Pavana Lake, also known as Pavana Dam Reservoir and Pawna Lake, is a reservoir turned artificial lake in the Indian state of Maharashtra, formed by the Pavana Dam across the Pavana River in Pune district. The reservoir is 25 km from Lonavala and is increasingly getting popular as picnic and camping site for visitors from Pune and Mumbai.

== History ==
The reservoir was formed as a consequence of the Pavana Dam project in Maval taluka in 1973. The backwaters of the Pavana Dam formed a reservoir, and the Pavana Dam backwaters subsequently came to be known as Pavana Lake.

==Tourism==
In recent years, areas surrounding Pavana Dam and Pavana Dam Reservoir have seen a rapid rise in tourism due to the waterbody's proximity to Lonavala hill station and forts such as Lohagad, Tikona, and Tung. Various camping-site businesses have been started around Pavana Lake. Agro-tourism has also flourished. Pavana Lake attracts visitors mainly from the two major neighboring cities of Pune and Mumbai. Around 4,000 people from these two cities visit the lake every weekend.

== Ecological concerns and illegal activities==
Due to the increasing commercialization of the nature and forest cover surrounding Pavana Dam and the banks of Pavana Lake, the backwaters and the ecosystem around the waterbody and dam are being negatively affected.
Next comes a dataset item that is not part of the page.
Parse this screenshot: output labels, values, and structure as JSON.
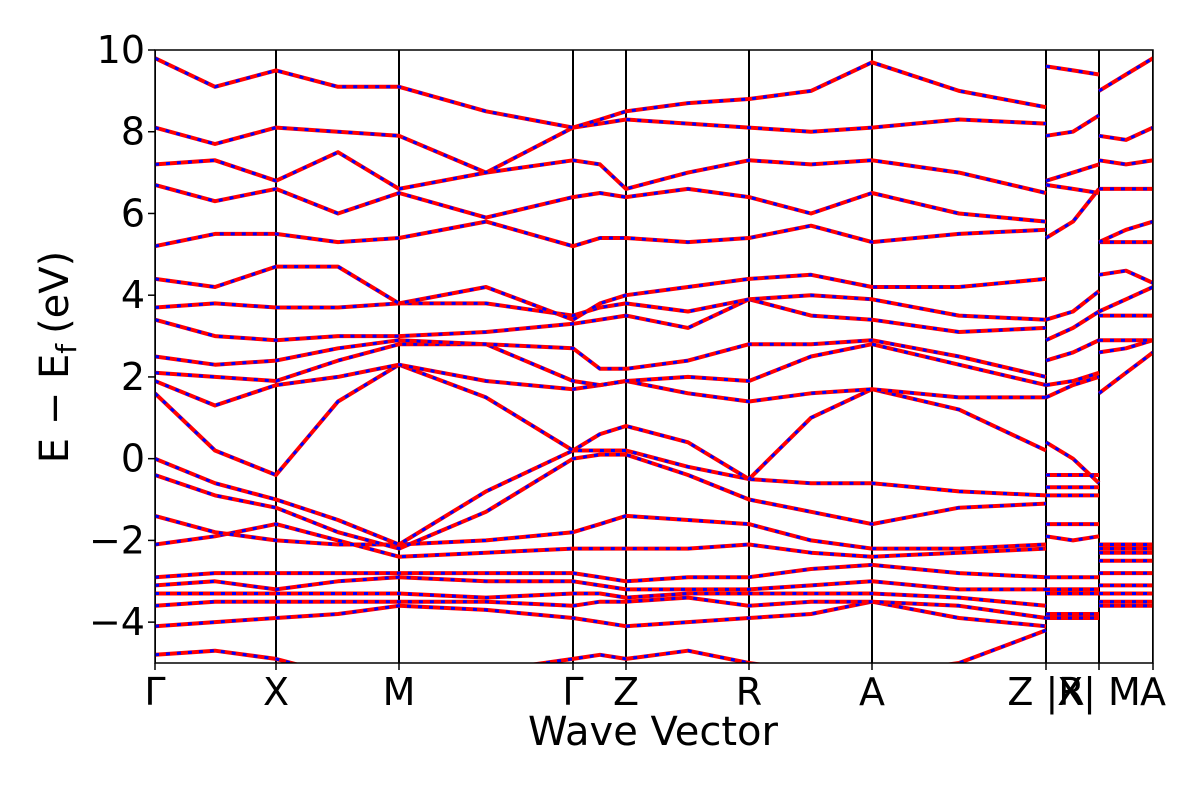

In January 2018, after the death of a techie due to drowning, the Water Resources Department of the state government sent notices of eviction to 250 camping sites, alleging activities such as illegal consumption of liquor and drugs, boating in the dam reservoir, and causing damage to the local ecosystem.

The catchment areas around the lake and the hills along the waterbody are being used by Bollywood actors, traders, industrialists, and sportspersons to build farmhouses and mansions, most of them illegal, destroying the biodiversity of Pavana Lake and surrounding areas and destabilising the terrain. In July 2018, a petition was filed with the National Green Tribunal's (NGT) Pune bench against such construction around the lake.

In December 2018, a fisherman caught a giant alligator gar, a fish native to North America, in the Pavana Dam backwaters, again raising questions about the safety and illegal activities around the lake and its surrounding areas.